In her depiction, Manasvini showed the Ganga flowing from his jatas as she craves a touch of his lotus feet. Bees hover over the lotuses and the cuckoo sings gaily, worsening her pain. As she burns in viraha, she applies chandan to alleviate her pain. Why is he so harsh on her? Why does he ignore and reject her overtures? The procession of the lord was described as proceeding towards the temple, which has pillars, geometrical patterns on the floor and ponds blooming with lotuses. Finally, she laments that Manmatha is striking her with his arrows and in her pain, she asks for union. The lord then relents. Manasvini very subtly and sensitively executed the abhinaya.

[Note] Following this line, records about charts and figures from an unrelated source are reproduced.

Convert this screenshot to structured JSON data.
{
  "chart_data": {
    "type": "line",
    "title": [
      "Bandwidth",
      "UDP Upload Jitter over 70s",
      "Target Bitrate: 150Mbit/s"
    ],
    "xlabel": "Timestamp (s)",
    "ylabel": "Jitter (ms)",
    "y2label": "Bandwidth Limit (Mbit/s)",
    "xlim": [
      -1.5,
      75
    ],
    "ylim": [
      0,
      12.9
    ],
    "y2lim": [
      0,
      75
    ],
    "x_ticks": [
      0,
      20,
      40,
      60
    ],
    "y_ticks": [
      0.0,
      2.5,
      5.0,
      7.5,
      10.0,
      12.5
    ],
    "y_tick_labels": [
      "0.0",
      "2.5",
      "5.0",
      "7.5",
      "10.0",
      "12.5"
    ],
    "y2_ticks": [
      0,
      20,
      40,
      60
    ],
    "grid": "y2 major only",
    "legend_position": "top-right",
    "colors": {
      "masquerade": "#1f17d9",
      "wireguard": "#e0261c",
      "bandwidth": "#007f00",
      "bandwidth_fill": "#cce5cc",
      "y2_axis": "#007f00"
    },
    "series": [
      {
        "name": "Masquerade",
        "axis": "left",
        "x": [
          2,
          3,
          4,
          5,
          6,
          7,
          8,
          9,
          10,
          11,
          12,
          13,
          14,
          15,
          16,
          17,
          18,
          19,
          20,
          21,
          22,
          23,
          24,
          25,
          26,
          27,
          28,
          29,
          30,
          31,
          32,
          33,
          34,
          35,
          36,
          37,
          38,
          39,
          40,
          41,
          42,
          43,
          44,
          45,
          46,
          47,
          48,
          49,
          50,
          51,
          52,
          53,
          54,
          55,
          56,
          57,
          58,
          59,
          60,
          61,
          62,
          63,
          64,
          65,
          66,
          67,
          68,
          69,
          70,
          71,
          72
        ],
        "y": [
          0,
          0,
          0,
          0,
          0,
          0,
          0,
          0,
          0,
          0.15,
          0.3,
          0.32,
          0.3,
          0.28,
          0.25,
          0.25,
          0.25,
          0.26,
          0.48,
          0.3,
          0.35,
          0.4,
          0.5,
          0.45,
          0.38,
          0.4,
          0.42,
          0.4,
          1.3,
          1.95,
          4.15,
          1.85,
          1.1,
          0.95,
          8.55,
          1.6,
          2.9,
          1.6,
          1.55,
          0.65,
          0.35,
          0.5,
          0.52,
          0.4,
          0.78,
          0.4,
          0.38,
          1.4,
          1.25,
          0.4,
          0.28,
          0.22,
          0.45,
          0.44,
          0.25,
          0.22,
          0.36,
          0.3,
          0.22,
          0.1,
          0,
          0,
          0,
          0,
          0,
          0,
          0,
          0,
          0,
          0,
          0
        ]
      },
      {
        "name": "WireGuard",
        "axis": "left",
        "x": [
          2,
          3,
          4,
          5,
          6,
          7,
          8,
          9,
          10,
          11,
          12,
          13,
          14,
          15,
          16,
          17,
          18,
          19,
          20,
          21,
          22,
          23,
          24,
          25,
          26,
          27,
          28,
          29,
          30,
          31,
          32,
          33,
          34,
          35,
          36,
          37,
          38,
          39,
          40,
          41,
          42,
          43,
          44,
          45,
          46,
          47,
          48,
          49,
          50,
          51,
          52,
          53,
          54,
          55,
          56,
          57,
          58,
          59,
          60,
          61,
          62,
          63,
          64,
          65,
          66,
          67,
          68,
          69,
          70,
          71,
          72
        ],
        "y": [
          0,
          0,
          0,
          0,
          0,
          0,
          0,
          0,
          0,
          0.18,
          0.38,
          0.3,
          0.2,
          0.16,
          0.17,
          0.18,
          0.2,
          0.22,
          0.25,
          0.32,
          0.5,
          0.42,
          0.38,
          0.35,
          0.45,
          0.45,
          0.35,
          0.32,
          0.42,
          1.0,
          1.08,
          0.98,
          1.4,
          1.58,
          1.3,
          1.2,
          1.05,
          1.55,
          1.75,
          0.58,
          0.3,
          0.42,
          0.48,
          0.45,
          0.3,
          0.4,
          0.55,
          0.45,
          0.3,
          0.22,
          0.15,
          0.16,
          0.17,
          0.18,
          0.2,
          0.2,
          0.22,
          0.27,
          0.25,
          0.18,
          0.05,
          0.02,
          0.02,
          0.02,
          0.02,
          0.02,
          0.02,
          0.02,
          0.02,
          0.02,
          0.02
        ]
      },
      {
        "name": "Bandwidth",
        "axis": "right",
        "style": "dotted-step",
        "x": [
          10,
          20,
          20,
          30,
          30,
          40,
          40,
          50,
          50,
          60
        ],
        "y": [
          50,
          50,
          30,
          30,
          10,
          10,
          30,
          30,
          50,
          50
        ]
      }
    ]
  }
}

Her jatis had pace, leaps and stage coverage using all directions. She ended her performance with a shuddha  nritta piece which is based on temple art where the rhythm is predominant. The rhythm comes from the ankle bells and the mridangam, something like a baat-cheet in Kathak. As the jathis were played on the mridangam, the dancer replied by repeating them in her footwork.

Later, Manasvini spoke to me about the shudha nritta piece. “Shudham nrityam has been a very old tradition in shodash upchar where it was said, ‘Geetam samarpayami, vadyam samarpayami, nrityam samarpayami.’ This involved a lot of karanas. Mangudi Dorairaja Iyer, who is my mother’s guru, revived this art form, where the mridangam and the pada pattams are the only sounds. It is samarpan to ishwaram. There is no story, no expressions and no abhinaya. It is like a tani avartanam. Usually, in a kutcheri, there is a 5 to 7 minute piece that is totally assigned to percussion, usually the mridangam, ghatam, kanjira and morsing. The tani avartanam means tani is rhythm and avartanam is one cycle of talam. The mridangam tani avartanam is very common even today. It is like a question and answer between the ghatam and mridangam. So it is not a practice common only in the north. It became niche. Everybody says this is like Kathak, but it is there in Bharatnatyam as well. Anybody who knows Carnatic music will know about this. The ghatam or kanjira artist will try and mimic the mridangist. And it does not need to be practised - whatever you need is already there. I am a very intuitive dancer and it comes to me naturally that I match the mridangist,” she said.

On nattuvangam was Sridevi Jayakrishnan, S. Venkatesh on vocals, Bhardwaj Guru on mridangam and Sujith Narayan on flute.